Soziale Netzwerke im Internet sind heute einer der Orte, in denen sich die Bürgergesellschaft austauscht, diskutiert, Freundschaften schließt; schlicht lebt. Es geht um Sportvereine, um Theater, um Ju

gendgruppen, es geht aber auch um politische Initiativen wie zum Beispiel die Initiative „Tigran bleibt hier“, die sich sehr stark über das Internet, über Facebook und über soziale Netzwerke insgesamt organisiert hat. Wir wissen nicht, ob es Facebook in fünf Jahren noch geben wird. Wir wissen aber, dass es solche Räume und solche sozialen Netzwerke geben wird. Uns Grünen ist es wichtig, dass solche Räume als Räume der Freiheit und der Demokratie erhalten bleiben.

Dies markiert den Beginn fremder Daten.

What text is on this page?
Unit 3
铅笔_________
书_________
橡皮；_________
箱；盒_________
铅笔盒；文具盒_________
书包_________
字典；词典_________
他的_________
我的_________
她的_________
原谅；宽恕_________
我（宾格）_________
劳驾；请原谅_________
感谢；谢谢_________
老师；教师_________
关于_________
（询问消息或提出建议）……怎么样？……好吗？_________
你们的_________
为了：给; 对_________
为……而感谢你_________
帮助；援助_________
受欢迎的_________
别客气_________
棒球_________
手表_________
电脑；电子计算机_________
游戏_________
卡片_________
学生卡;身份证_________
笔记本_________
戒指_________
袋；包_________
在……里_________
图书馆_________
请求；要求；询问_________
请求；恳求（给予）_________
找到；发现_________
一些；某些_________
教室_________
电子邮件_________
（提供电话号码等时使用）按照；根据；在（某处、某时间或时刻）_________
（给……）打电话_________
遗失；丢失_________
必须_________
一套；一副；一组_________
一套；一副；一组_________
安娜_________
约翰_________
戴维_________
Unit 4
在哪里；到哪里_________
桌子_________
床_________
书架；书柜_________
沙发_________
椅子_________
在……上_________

(Beifall bei BÜNDNIS 90/DIE GRÜNEN)

Deshalb ist im Grundsatz alles, was in die Richtung der Abschaltung oder der Einschränkung solcher Angebote geht, erst einmal kein Ziel von grüner und freiheitlicher Netzpolitik. Ich sage aber auch ganz deutlich: Freiheit setzt Selbstbestimmung voraus. Das beinhaltet die Möglichkeit, selbst entscheiden zu können, wie mit den eigenen Daten verfahren wird. In dieser Hinsicht ist gerade Facebook zurzeit kein Ort der Freiheit und der Selbstbestimmung. Deswegen sind wir dem Datenschutzbeauftragten dankbar, dass er Bewegung in die Diskussion um den Datenschutz bei Facebook gebracht hat.

Facebook hat beispielsweise zugegeben, bei Nichtmitgliedern einen Cookie zu setzen, sobald diese nur einmal die Seite von Facebook betreten haben. Der Beteuerung, dass darüber keine Profile erstellt werden, darf man nicht einfach glauben. Die Möglichkeit dazu besteht jedenfalls. Damit folgt Facebook bis zu zwei Jahre jemandem, der nicht Mitglied ist und mit Facebook vielleicht gerade nichts oder nichts mehr zu tun haben möchte. Wir erwarten von Facebook, dass gemeinsam mit der Politik und dem Datenschutzbeauftragten Lösungen entwickelt werden, die sicherstellen, dass meine Daten tatsächlich mir gehören.

(Beifall bei BÜNDNIS 90/DIE GRÜNEN)

Herr Abgeordneter, gestatten Sie eine Zwischenfrage des Herrn Abgeordneten Jezewski?

Ja, klar.

(Peter Eichstädt [SPD]: Das war ein Spam- Filter!)

- Nein, die Daten fließen noch nicht.